Avant d’en arriver là, il faudra déjà que cette première campagne de test propose des résultats convaincants. Pendant une semaine, Varda va commencer par vérifier consciencieusement tout l’équipement de son usine. Si ces tests sont concluants, elle va commencer une série d’expériences sur le Ritonavir, un médicament utilisé dans le traitement du SIDA. L’objectif sera de déterminer les éventuelles différences de structure moléculaire qui pourraient apparaître si le principe actif était produit en microgravité.

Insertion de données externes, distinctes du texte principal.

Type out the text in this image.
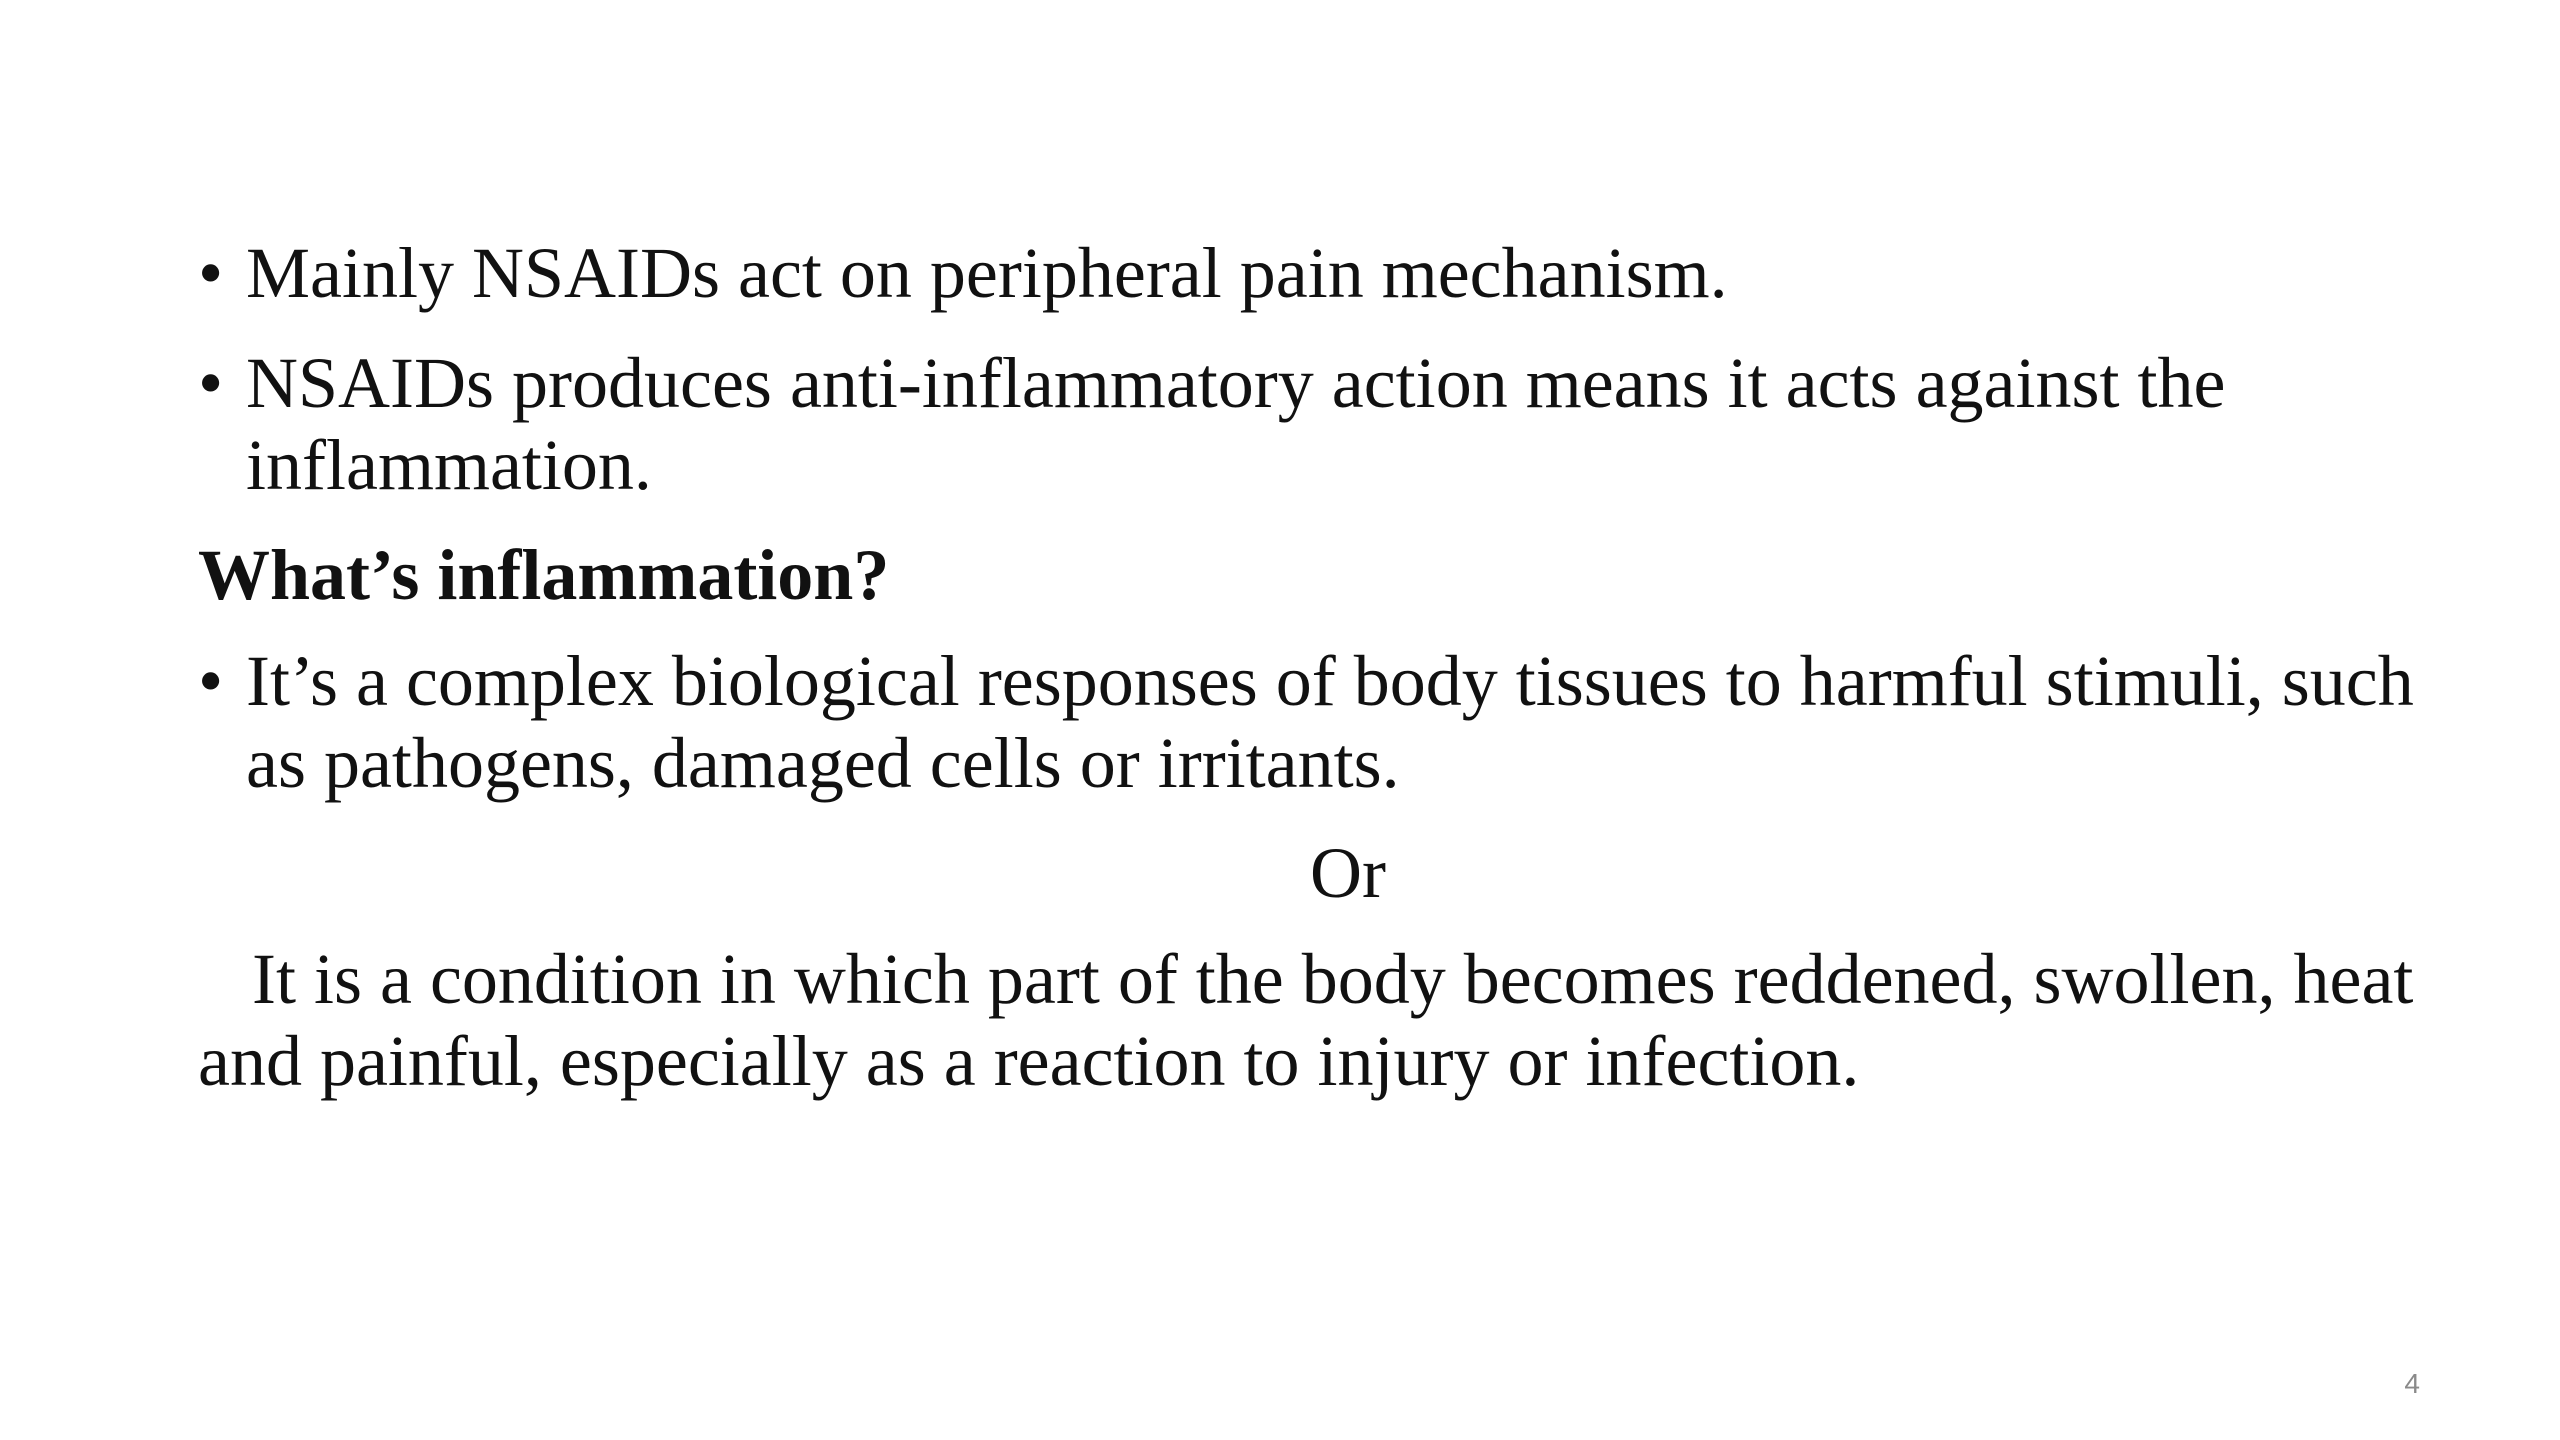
• Mainly NSAIDs act on peripheral pain mechanism.
• NSAIDs produces anti-inflammatory action means it acts against the inflammation.
What’s inflammation?
• It’s a complex biological responses of body tissues to harmful stimuli, such as pathogens, damaged cells or irritants.
Or
It is a condition in which part of the body becomes reddened, swollen, heat and painful, especially as a reaction to injury or infection.
4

Mais la mission du satellite ne s’arrêtera pas là. Après environ un mois de test, l’engin va effectuer une manœuvre afin de replonger vers la Terre à plus de 25x la vitesse du son ; et Varda compte bien profiter de cette occasion pour faire d’une pierre deux coups. Dans le cadre d’un contrat avec l’armée américaine, le véhicule a été doté d’un certain nombre d’équipements qui permettront de tester des technologies liées au vol hypersonique — un enjeu majeur de l’aérospatiale et de l’industrie militaire de demain.

L’aube d’une nouvelle ère pour l’industrie

Et si ces tests se révèlent concluants, Varda pourra aussi en bénéficier directement. À terme, elle ambitionne de construire des modules industriels réutilisables qui permettront à ses futurs clients de produire une grande variété de substances et de composants en orbite.

Et cette échéance pourrait arriver relativement vite. Varda prévoit déjà de lancer une seconde mission plus tard dans l’année. Et cette fois, si tout se passe bien, il s’agira d’une mission conjointe avec un véritable client qui compte produire du matériel en microgravité. Très impressionnant pour une entreprise fondée il y a moins de trois ans.

Et le plus enthousiasmant, c’est que Varda est loin d’être la seule entreprise à poursuivre cet objectif potentiellement très lucratif. On peut notamment citer Thales Alenia Space, qui veut prochainement déployer une « plateforme spécialisée pour l’expérimentation et la fabrication dans l’espace » (voir notre article ici).

Et plusieurs autres grands noms de l’aérospatiale ont également des projets similaires. Il conviendra donc de suivre attentivement les retombées de cette aventure qui nous apportera bientôt un avant-goût de l’industrie orbitale de demain.